无人机的计算设备主要包括飞行控制器FC(flight control)和数据处理设备AP(application processer),FC用于完成飞行控制等实时性要求强的飞控控制任务,如航点功能(FC通过执行航点功能,控制无人机飞至相应的航点);AP用于承担图像处理等实时性要求低算力要求高的任务。FC实时性好、但存储能力差。目前,FC最多支持99个航点,但这个数量级难以满足行业应用中的管线巡检、电力巡查等远距离、长航时作业。
为解决上述问题,可将海量的航点存储在AP中,FC根据本地存储能力和本地存储的航点的消耗情况来确定其所需补充的航点,然后实时的向AP发送航点补充请求,AP被动地应答FC的航点补充请求,将补充航点动态推送给FC,FC动态更新本地航点。这种动态航点补充方式会增加FC的计算,大大消耗FC的计算资源,不利于FC执行飞控控制任务;同时,这种动态航点补充方式严重依赖于FC与AP之间的通信带宽。
发明内容
本申请提供一种无人机及其航点补充方法和装置、数据处理设备。
第一方面,本申请实施例提供一种无人机的航点补充方法,所述无人机包括飞行控制器,所述方法包括:
预测所述无人机当前消耗的航点的第一数量;
根据所述第一数量,从预设航点数据库中确定补充航点;
发送航点补充包至所述飞行控制器;
其中,所述预设航点数据库存储有多个航点,所述航点补充包携带有所述补充航点。
第二方面,本申请实施例提供一种无人机的航点补充装置,所述无人机包括飞行控制器,所述装置包括:
存储装置,用于存储程序指令;以及
一个或多个处理器,调用所述存储装置中存储的程序指令,当所述程序指令被执行时,所述一个或多个处理器单独地或共同地被配置成用于实施如下操作:
预测所述无人机当前消耗的航点的第一数量;
根据所述第一数量,从预设航点数据库中确定补充航点;
发送航点补充包至所述飞行控制器;
其中,所述预设航点数据库存储有多个航点,所述航点补充包携带有所述补充航点。
第三方面,本申请实施例提供一种数据处理设备,所述数据处理设备包括:
主体部;
本申请实施例第二方面所述的无人机的航点补充装置,由所述主体部支撑。
第四方面,本申请实施例提供一种无人机的航点补充方法,所述无人机包括飞行控制器,所述方法包括:
接收到数据处理设备发送的航点补充包;
根据所述航点补充包,向所述飞行控制器进行航点补充;
其中,所述航点补充包携带有至少一个补充航点,所述补充航点为所述数据处理设备根据该数据处理设备预测的所述无人机当前消耗的航点的第一数量和预设航点数据库确定,所述预设航点数据库存储有多个航点。
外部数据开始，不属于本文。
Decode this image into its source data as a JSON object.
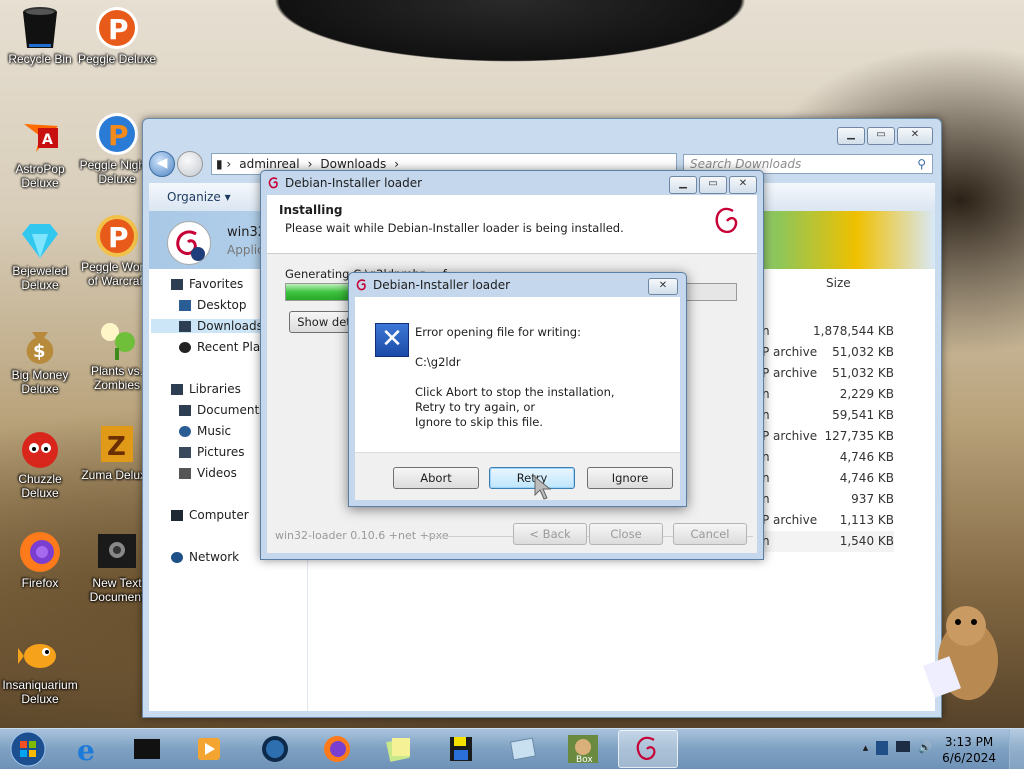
{
  "desktop": {
    "icons": [
      {
        "label": "Recycle Bin",
        "icon": "recycle-bin-icon"
      },
      {
        "label": "Peggle Deluxe",
        "icon": "peggle-icon"
      },
      {
        "label": "AstroPop Deluxe",
        "icon": "astropop-icon"
      },
      {
        "label": "Peggle Nights Deluxe",
        "icon": "peggle-nights-icon"
      },
      {
        "label": "Bejeweled Deluxe",
        "icon": "bejeweled-icon"
      },
      {
        "label": "Peggle World of Warcraft",
        "icon": "peggle-wow-icon"
      },
      {
        "label": "Big Money Deluxe",
        "icon": "money-bag-icon"
      },
      {
        "label": "Plants vs. Zombies",
        "icon": "plants-vs-zombies-icon"
      },
      {
        "label": "Chuzzle Deluxe",
        "icon": "chuzzle-icon"
      },
      {
        "label": "Zuma Deluxe",
        "icon": "zuma-icon"
      },
      {
        "label": "Firefox",
        "icon": "firefox-icon"
      },
      {
        "label": "New Text Document",
        "icon": "text-document-icon"
      },
      {
        "label": "Insaniquarium Deluxe",
        "icon": "insaniquarium-icon"
      }
    ]
  },
  "explorer": {
    "breadcrumb": [
      "adminreal",
      "Downloads"
    ],
    "search_placeholder": "Search Downloads",
    "toolbar": {
      "organize": "Organize"
    },
    "selected_file": {
      "name": "win32",
      "type": "Applic"
    },
    "nav": {
      "favorites": "Favorites",
      "desktop": "Desktop",
      "downloads": "Downloads",
      "recent": "Recent Plac",
      "libraries": "Libraries",
      "documents": "Documents",
      "music": "Music",
      "pictures": "Pictures",
      "videos": "Videos",
      "computer": "Computer",
      "network": "Network"
    },
    "columns": {
      "size": "Size"
    },
    "rows": [
      {
        "type": "n",
        "size": "1,878,544 KB"
      },
      {
        "type": "P archive",
        "size": "51,032 KB"
      },
      {
        "type": "P archive",
        "size": "51,032 KB"
      },
      {
        "type": "n",
        "size": "2,229 KB"
      },
      {
        "type": "n",
        "size": "59,541 KB"
      },
      {
        "type": "P archive",
        "size": "127,735 KB"
      },
      {
        "type": "n",
        "size": "4,746 KB"
      },
      {
        "type": "n",
        "size": "4,746 KB"
      },
      {
        "type": "n",
        "size": "937 KB"
      },
      {
        "type": "P archive",
        "size": "1,113 KB"
      },
      {
        "type": "n",
        "size": "1,540 KB"
      }
    ]
  },
  "installer": {
    "title": "Debian-Installer loader",
    "heading": "Installing",
    "subheading": "Please wait while Debian-Installer loader is being installed.",
    "status": "Generating C:\\g2ldr.mbr ... f",
    "progress": 0.85,
    "show_details": "Show det",
    "brand": "win32-loader 0.10.6 +net +pxe",
    "back": "< Back",
    "close": "Close",
    "cancel": "Cancel"
  },
  "error_dialog": {
    "title": "Debian-Installer loader",
    "line1": "Error opening file for writing:",
    "path": "C:\\g2ldr",
    "line3": "Click Abort to stop the installation,",
    "line4": "Retry to try again, or",
    "line5": "Ignore to skip this file.",
    "abort": "Abort",
    "retry": "Retry",
    "ignore": "Ignore"
  },
  "taskbar": {
    "time": "3:13 PM",
    "date": "6/6/2024"
  },
  "colors": {
    "accent": "#3c7fb1",
    "progress": "#3fc43f"
  }
}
第五方面,本申请实施例提供一种无人机的航点补充装置,所述无人机包括飞行控制器,所述装置包括:
存储装置,用于存储程序指令;以及
一个或多个处理器,调用所述存储装置中存储的程序指令,当所述程序指令被执行时,所述一个或多个处理器单独地或共同地被配置成用于实施如下操作:
接收到数据处理设备发送的航点补充包;
根据所述航点补充包,向所述飞行控制器进行航点补充;
其中,所述航点补充包携带有至少一个补充航点,所述补充航点为所述数据处理设备根据该数据处理设备预测的所述无人机当前消耗的航点的第一数量和预设航点数据库确定,所述预设航点数据库存储有多个航点。
第六方面,本申请实施例提供一种无人机,所述无人机包括:
机身;
飞行控制器,设于所述机身;和
本申请实施例第五方面所述的无人机的航点补充装置,由所述机身支撑。
第七方面,本申请实施例提供一种无人机系统,包括机身、设于所述机身的飞行控制器和与所述飞行控制器通信连接的数据处理设备;
其中,所述数据处理设备用于:预测所述无人机当前消耗的航点的第一数量,并根据所述第一数量,从预设航点数据库中确定补充航点,发送航点补充包至所述飞行控制器,所述预设航点数据库存储有多个航点,所述航点补充包携带有所述补充航点;
所述飞行控制器用于:接收到数据处理设备发送的航点补充包,根据所述航点补充包进行航点补充。
根据本申请实施例提供的技术方案,本申请通过数据处理设备主动地预测无人机当前消耗的航点的第一数量,再根据预测的第一数量从预设航点数据库中确定补充航点,然后向飞行控制器发送航点补充包,减少了飞行控制器的计算,从而保证了飞行控制器执行航点功能的流畅性,并节约了飞行控器的计算资源;同时,无需飞行控制器的实时请求,节约了飞行控制器与数据处理设备之间的链路宽度,从而降低了飞行控制器与数据处理设备之间的通信带宽需求。本申请的动态航点补充方式适用于行业应用中的管线巡检、电力巡查等远距离、长航时作业。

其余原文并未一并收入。